As can be seen by executing the above code, I can generate the $$N^{th}$$ iteration by iterating the unit cell, but I am not able to connect them at any $$N^{th}$$ iteration (the dashed orange lines shown before for the second iteration), i.e., the only missing piece.
Any help in this direction is of tremendous help.

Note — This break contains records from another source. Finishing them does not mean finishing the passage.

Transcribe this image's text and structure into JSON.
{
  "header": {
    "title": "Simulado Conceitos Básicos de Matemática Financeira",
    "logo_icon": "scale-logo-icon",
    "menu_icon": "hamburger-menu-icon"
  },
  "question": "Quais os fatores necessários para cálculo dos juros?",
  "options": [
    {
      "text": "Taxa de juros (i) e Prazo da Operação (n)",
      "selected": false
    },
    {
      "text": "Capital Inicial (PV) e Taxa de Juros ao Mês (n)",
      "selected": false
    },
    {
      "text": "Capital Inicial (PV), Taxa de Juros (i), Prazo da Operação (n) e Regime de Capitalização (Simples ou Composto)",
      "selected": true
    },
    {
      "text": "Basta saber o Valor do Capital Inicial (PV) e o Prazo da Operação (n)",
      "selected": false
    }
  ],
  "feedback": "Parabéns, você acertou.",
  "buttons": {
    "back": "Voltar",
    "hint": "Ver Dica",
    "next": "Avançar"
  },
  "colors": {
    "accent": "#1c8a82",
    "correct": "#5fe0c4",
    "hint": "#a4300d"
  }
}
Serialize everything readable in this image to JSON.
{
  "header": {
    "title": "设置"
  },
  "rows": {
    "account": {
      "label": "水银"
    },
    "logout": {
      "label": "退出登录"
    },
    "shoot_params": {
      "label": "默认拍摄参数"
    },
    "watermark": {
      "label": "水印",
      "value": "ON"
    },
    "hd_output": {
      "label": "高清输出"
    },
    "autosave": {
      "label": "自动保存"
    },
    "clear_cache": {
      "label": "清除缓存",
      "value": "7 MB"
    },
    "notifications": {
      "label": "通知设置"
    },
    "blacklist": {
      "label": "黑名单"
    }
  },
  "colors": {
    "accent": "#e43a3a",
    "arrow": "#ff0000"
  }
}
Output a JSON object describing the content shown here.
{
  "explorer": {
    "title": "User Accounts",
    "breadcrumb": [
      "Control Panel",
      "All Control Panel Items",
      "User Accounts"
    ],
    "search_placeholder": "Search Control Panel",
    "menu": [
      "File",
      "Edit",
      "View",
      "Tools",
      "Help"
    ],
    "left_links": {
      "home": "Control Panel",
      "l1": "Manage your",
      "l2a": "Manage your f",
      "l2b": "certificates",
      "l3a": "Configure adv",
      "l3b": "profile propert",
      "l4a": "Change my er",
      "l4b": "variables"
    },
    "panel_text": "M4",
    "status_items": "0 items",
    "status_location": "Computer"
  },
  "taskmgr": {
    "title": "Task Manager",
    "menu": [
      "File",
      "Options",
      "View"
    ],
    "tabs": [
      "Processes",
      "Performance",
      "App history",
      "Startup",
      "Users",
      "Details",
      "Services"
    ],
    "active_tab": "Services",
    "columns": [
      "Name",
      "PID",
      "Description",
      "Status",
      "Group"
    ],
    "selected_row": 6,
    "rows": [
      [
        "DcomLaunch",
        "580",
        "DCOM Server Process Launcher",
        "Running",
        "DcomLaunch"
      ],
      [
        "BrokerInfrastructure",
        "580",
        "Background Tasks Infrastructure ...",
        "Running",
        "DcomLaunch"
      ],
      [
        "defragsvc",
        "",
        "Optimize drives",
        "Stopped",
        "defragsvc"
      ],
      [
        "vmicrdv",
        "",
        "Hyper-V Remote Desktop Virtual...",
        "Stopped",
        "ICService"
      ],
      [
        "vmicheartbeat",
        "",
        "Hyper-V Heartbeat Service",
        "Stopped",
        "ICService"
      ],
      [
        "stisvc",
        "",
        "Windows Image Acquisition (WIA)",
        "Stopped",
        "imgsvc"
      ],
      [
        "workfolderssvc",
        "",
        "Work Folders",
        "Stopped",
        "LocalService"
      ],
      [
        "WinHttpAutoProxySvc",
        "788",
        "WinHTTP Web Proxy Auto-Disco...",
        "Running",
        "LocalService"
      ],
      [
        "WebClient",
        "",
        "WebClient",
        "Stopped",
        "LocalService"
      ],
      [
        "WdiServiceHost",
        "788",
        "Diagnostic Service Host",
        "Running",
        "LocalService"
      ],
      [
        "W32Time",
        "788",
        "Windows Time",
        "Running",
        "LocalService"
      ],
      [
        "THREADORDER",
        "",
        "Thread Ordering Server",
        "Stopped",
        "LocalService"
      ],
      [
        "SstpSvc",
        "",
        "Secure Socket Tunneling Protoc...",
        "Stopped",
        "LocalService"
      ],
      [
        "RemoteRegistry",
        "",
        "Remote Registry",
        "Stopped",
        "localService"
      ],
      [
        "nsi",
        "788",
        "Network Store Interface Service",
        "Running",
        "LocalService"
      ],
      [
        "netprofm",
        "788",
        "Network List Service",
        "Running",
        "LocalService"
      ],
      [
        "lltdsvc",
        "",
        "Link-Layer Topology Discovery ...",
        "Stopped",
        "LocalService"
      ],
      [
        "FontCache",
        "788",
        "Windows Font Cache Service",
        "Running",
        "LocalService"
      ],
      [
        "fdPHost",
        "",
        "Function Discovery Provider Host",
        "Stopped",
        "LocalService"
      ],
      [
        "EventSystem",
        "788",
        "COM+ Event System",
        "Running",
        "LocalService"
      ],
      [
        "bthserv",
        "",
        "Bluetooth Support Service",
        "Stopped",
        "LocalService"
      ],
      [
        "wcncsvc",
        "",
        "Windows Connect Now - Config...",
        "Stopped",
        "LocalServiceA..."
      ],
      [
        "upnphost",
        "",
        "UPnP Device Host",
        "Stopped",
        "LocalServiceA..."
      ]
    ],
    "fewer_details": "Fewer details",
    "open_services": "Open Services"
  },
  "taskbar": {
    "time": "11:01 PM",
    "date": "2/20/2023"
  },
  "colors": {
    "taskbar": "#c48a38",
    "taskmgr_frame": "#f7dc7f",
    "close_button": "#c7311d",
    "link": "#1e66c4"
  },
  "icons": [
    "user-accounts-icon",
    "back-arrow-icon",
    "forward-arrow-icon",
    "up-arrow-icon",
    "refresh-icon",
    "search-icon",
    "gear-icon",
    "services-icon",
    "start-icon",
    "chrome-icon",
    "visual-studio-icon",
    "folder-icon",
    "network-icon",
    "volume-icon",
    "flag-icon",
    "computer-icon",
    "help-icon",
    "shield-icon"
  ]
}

hex = CirclePoints[{1, Pi/6}, 6];
spikes = CirclePoints[{2, Pi/6}, 6];
core = Join[hex, spikes];

center = NearestNeighborGraph[core, {3, 1 + 10^-2},
DistanceFunction -> (EuclideanDistance @@ N[{##}] &)];

Δ = 1;

firstlayer = Join @@ Table[FullSimplify @
(k RotationTransform[j Pi/3, {0, 0}]@{Δ + 2 Sqrt@ 3, 0} + # & /@ core),
{k, {-1, 1}}, {j, 1, 3}];

ring = NearestNeighborGraph[#, {3, 1 + 10^-2},
DistanceFunction -> (EuclideanDistance @@ N[{##}] &)] & /@ firstlayer;

connectors = Graph @ EdgeList @ RelationGraph[
EuclideanDistance @@ N[{##}] <= Δ + 10^-2 &,
GraphPeriphery[center], Join @@ (GraphPeriphery /@ ring)];

edgeColors =  # /. {Alternatives @@ EdgeList[center] -> Red,
Alternatives @@ EdgeList[connectors] -> Orange, _ -> Gray} &;

g0 = Graph[Flatten[EdgeList /@ Flatten[{center, ring, connectors}]],
VertexCoordinates -> {v_ :> v}, PerformanceGoal -> "Quality",
EdgeStyle -> {e_ :>  Directive[edgeColors @ e, JoinForm["Round"],
CapForm["Round"], AbsoluteThickness]}]  With Δ = 2 we get • Many thanks! This exactly hits the bulls eye :) Just to understand better the nice code, could you say very few words about it for a person ignorant like me (so that I understand the logic behind the connections or links)? Also can we control the size of the inside, subsequently the size of the outer unit cells, for instance, if p=6 it gives your plot if p=3 it gives a triangular lattice with respective links, p=4 square, and so on so forth... Billion thanks
– L.K.
Mar 29 '21 at 9:14
• @L.K., if you use NearestNeihborGraph on the list of coordinates core (with {3,1.} as the second argument to allow up to three neighbors within Euclidean distance 1 for each point) we get a hexagon-with-spikes (your $1_1$). The horizontal width of core is $2 \sqrt 3$. To get the outer ring we translate core horizontally by width + dist, then make 5 additional copies rotating the translated core by 60 degree at each step. Generalizing to an arbitrary regular-n-gon with spikes with arbitrary number of layers would be more involved (maybe you can post it as a new question).
– kglr
Mar 29 '21 at 12:13
• Thanks! This explanation was very helpful. I have a almost a last question. Can we remove the connection between two gray out unit cells? So that triangle like structure is not formed with the orange color? i.e. orange and grey are connected not grey with grey.
– L.K.
Mar 29 '21 at 14:49
• Thank you so much for putting so much effort into this!
– L.K.
Mar 29 '21 at 19:41
• @L.K., my pleasure. Thank you for the accept.